With this kind of encouragement, no wonder San Miguel is betting on such a large expansion project. If Rosete's forecast and capacity utilisation rates hold then the Philippines might need a capacity base of around 36Mt/yr. San Miguel's growth will fill that gap.
Of course other players might have their own ideas about giving away market share. LafargeHolcim and Cemex are likely to be saddled with debt or existing projects. CRH meanwhile is the wildcard as its expansion strategy is opaque. In recent years it has seemed to focus on acquisitions over building its own projects. The Euro5.2bn the company has spent on buying Lafarge and Holcim assets this year seems likely to slow down investment on any internal development plans. However CRH is bringing in local partner Aboitiz in the Philipines to help with a US$400m loan.

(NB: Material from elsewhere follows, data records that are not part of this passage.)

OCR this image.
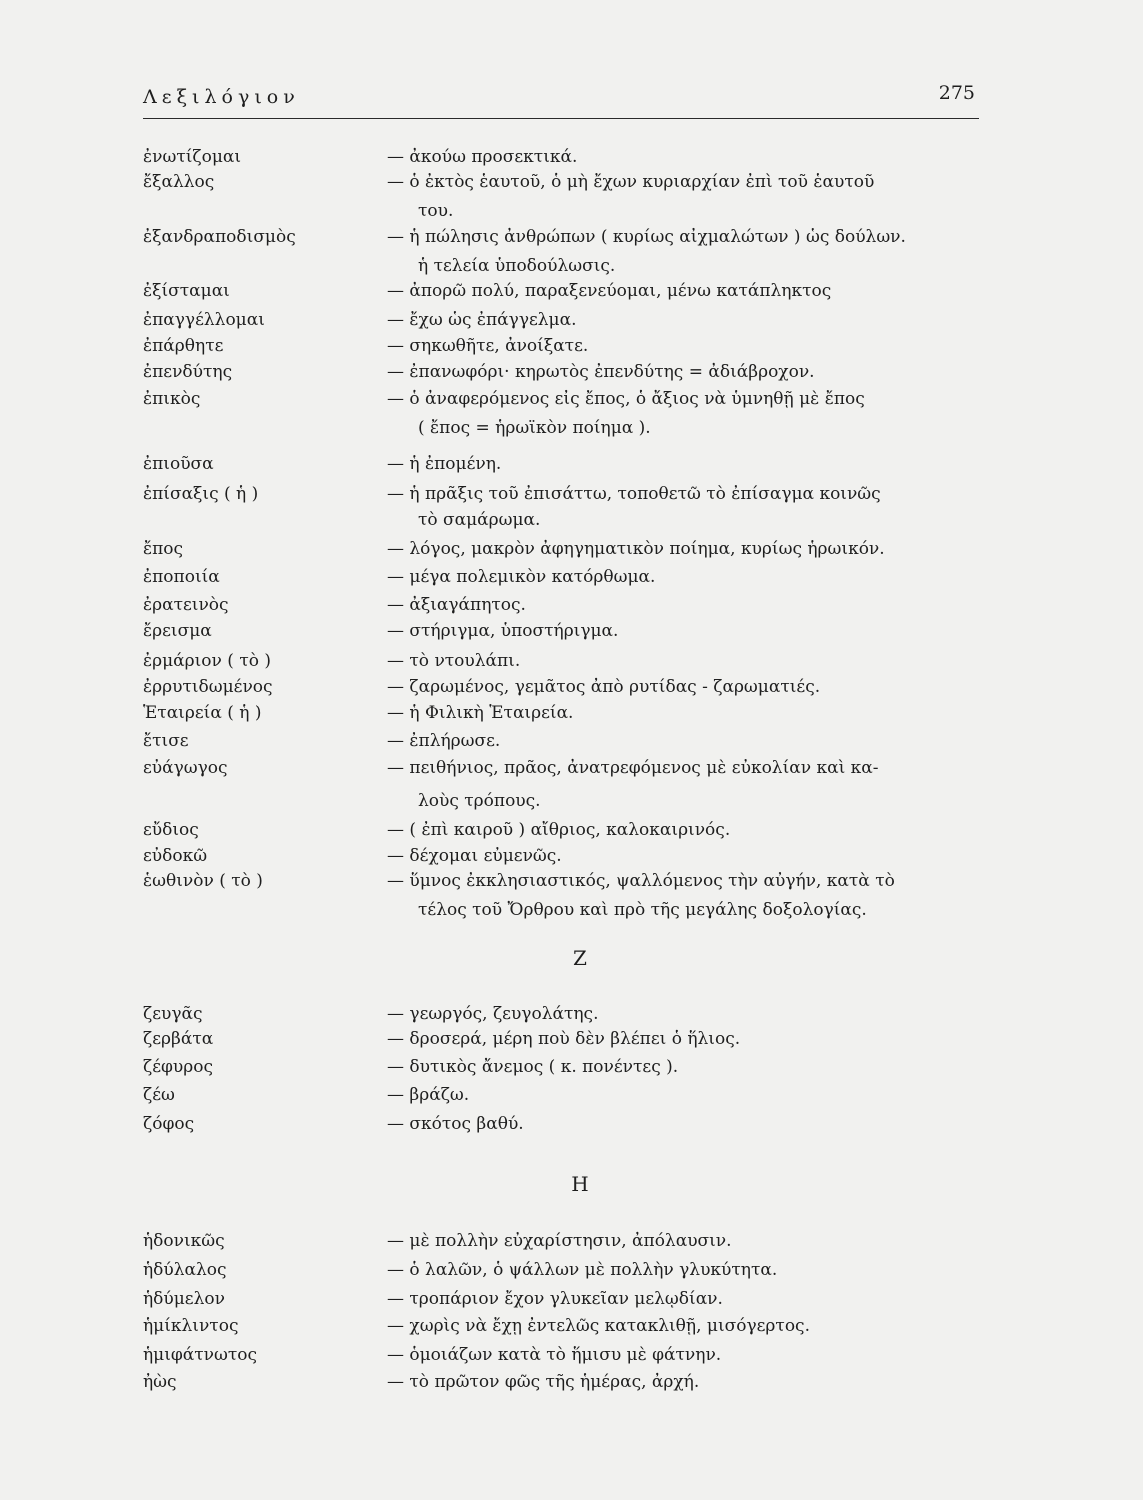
Λεξιλόγιον	275
ἐνωτίζομαι	— ἀκούω προσεκτικά.
ἔξαλλος	— ὁ ἐκτὸς ἑαυτοῦ, ὁ μὴ ἔχων κυριαρχίαν ἐπὶ τοῦ ἑαυτοῦ
του.
ἐξανδραποδισμὸς	— ἡ πώλησις ἀνθρώπων ( κυρίως αἰχμαλώτων ) ὡς δούλων.
ἡ τελεία ὑποδούλωσις.
ἐξίσταμαι	— ἀπορῶ πολύ, παραξενεύομαι, μένω κατάπληκτος
ἐπαγγέλλομαι	— ἔχω ὡς ἐπάγγελμα.
ἐπάρθητε	— σηκωθῆτε, ἀνοίξατε.
ἐπενδύτης	— ἐπανωφόρι· κηρωτὸς ἐπενδύτης = ἀδιάβροχον.
ἐπικὸς	— ὁ ἀναφερόμενος εἰς ἔπος, ὁ ἄξιος νὰ ὑμνηθῇ μὲ ἔπος
( ἔπος = ἡρωϊκὸν ποίημα ).
ἐπιοῦσα	— ἡ ἐπομένη.
ἐπίσαξις ( ἡ )	— ἡ πρᾶξις τοῦ ἐπισάττω, τοποθετῶ τὸ ἐπίσαγμα κοινῶς
τὸ σαμάρωμα.
ἔπος	— λόγος, μακρὸν ἀφηγηματικὸν ποίημα, κυρίως ἡρωικόν.
ἐποποιία	— μέγα πολεμικὸν κατόρθωμα.
ἐρατεινὸς	— ἀξιαγάπητος.
ἔρεισμα	— στήριγμα, ὑποστήριγμα.
ἐρμάριον ( τὸ )	— τὸ ντουλάπι.
ἐρρυτιδωμένος	— ζαρωμένος, γεμᾶτος ἀπὸ ρυτίδας - ζαρωματιές.
Ἑταιρεία ( ἡ )	— ἡ Φιλικὴ Ἑταιρεία.
ἔτισε	— ἐπλήρωσε.
εὐάγωγος	— πειθήνιος, πρᾶος, ἀνατρεφόμενος μὲ εὐκολίαν καὶ κα-
λοὺς τρόπους.
εὔδιος	— ( ἐπὶ καιροῦ ) αἴθριος, καλοκαιρινός.
εὐδοκῶ	— δέχομαι εὐμενῶς.
ἑωθινὸν ( τὸ )	— ὕμνος ἐκκλησιαστικός, ψαλλόμενος τὴν αὐγήν, κατὰ τὸ
τέλος τοῦ Ὄρθρου καὶ πρὸ τῆς μεγάλης δοξολογίας.
Ζ
ζευγᾶς	— γεωργός, ζευγολάτης.
ζερβάτα	— δροσερά, μέρη ποὺ δὲν βλέπει ὁ ἥλιος.
ζέφυρος	— δυτικὸς ἄνεμος ( κ. πονέντες ).
ζέω	— βράζω.
ζόφος	— σκότος βαθύ.
Η
ἡδονικῶς	— μὲ πολλὴν εὐχαρίστησιν, ἀπόλαυσιν.
ἡδύλαλος	— ὁ λαλῶν, ὁ ψάλλων μὲ πολλὴν γλυκύτητα.
ἡδύμελον	— τροπάριον ἔχον γλυκεῖαν μελῳδίαν.
ἡμίκλιντος	— χωρὶς νὰ ἔχῃ ἐντελῶς κατακλιθῇ, μισόγερτος.
ἡμιφάτνωτος	— ὁμοιάζων κατὰ τὸ ἥμισυ μὲ φάτνην.
ἠὼς	— τὸ πρῶτον φῶς τῆς ἡμέρας, ἀρχή.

The Philippines is clearly an exciting market for the cement industry at the moment. One consequence of the current situation is that it may signal what CRH's global intentions are following the LafargeHolcim merger. If it decides or is able to start building new capacity then it may reveal the start of a new phase for the Ireland-based multinational.
Philippines: San Miguel Corporation will invest US$1bn to build five new cement plants in different parts of Luzon, Visayas and Mindanao. The amount is higher than the earlier announced US$800m due to the addition of three new cement plants to the two previously disclosed facilities.
San Miguel president and COO Ramon Ang said that the five new plants would have a total capacity of 10Mt/yr, 2Mt/yr at each plant. The plants are expected to be operational in 2017. The projects will be undertaken by affiliates Northern Cement and Eagle Cement in Pangasinan, Bulacan, Quezon, Cebu and Davao. San Miguel owns a 35% stake in Northern Cement, while Eagle Cement is privately-owned by Ang.
Ang said that now is a good time to invest in cement because a lot of people are investing in real estate. He added that if ever there were ever oversupply, the market would correct in two to three years. The additional 10Mt/yr capacity would bring San Miguel's cement capacity to roughly 16Mt/yr. Ang said that the cement industry of the Philippines currently has 33Mt/yr of cement capacity, which would increase to 43Mt/yr once San Miguel's new cement plants are in place.